Sandy Thompson, Gabi Isom’s mother, joined her at the march. “I’m so proud of our community and our kids,” said Thompson, noting she was grateful for everyone who came and to live in a diverse neighborhood.

Councilwoman Amanda Sandoval and DPS School Board Member Brad Laurvick both participated and praised students for organizing the march. 

“It’s really important to allow our youth to have a voice in a safe environment,” said Sandoval. “For us to gather peacefully with police and community moves us forward.”

Speaking at a community meeting several days later, Sandoval said she did receive several complaints from recently reopened businesses on Tennyson St.
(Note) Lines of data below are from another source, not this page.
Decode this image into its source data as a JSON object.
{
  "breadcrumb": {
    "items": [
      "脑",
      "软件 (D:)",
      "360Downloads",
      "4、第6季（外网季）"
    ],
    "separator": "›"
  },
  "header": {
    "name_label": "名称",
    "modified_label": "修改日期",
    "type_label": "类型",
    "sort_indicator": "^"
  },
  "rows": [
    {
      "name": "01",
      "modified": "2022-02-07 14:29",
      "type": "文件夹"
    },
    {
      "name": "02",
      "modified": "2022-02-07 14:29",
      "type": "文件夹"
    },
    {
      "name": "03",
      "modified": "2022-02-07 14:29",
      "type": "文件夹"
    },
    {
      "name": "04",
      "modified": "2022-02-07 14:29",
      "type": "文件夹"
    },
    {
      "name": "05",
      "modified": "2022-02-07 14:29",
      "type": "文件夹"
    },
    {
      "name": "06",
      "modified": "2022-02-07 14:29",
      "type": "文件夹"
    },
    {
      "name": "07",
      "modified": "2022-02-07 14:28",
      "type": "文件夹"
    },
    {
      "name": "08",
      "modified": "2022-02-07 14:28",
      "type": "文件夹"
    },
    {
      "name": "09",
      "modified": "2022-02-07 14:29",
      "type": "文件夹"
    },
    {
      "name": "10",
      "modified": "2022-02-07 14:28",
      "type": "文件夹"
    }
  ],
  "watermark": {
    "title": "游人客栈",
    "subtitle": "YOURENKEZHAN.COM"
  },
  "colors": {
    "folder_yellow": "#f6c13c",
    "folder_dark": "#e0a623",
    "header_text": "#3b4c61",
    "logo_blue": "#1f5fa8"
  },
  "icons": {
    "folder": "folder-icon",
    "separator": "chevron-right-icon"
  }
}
She worked to move a subsequent march to a neighboring street instead.

“I am grateful for the awareness and intention our students brought to a community need,” said Laurvick. “The space they created for community of all ages to not only march in solidarity, but also to hear the names of black lives memorialized, to hear their names is essential.”

Isom hopes she and her classmates can support people of color in the community. “I’m white and I have privilege,” said Isom. “It makes me sick seeing how blacks are treated,” referring not just to the video of George Floyd but the systemic racial problems across the country.

Kathy Senft lives a few doors down from Isom’s family and said it was positive to see so many young people participating. “If they’re involved, the world will keep evolving,” she said looking at a group of students nearby.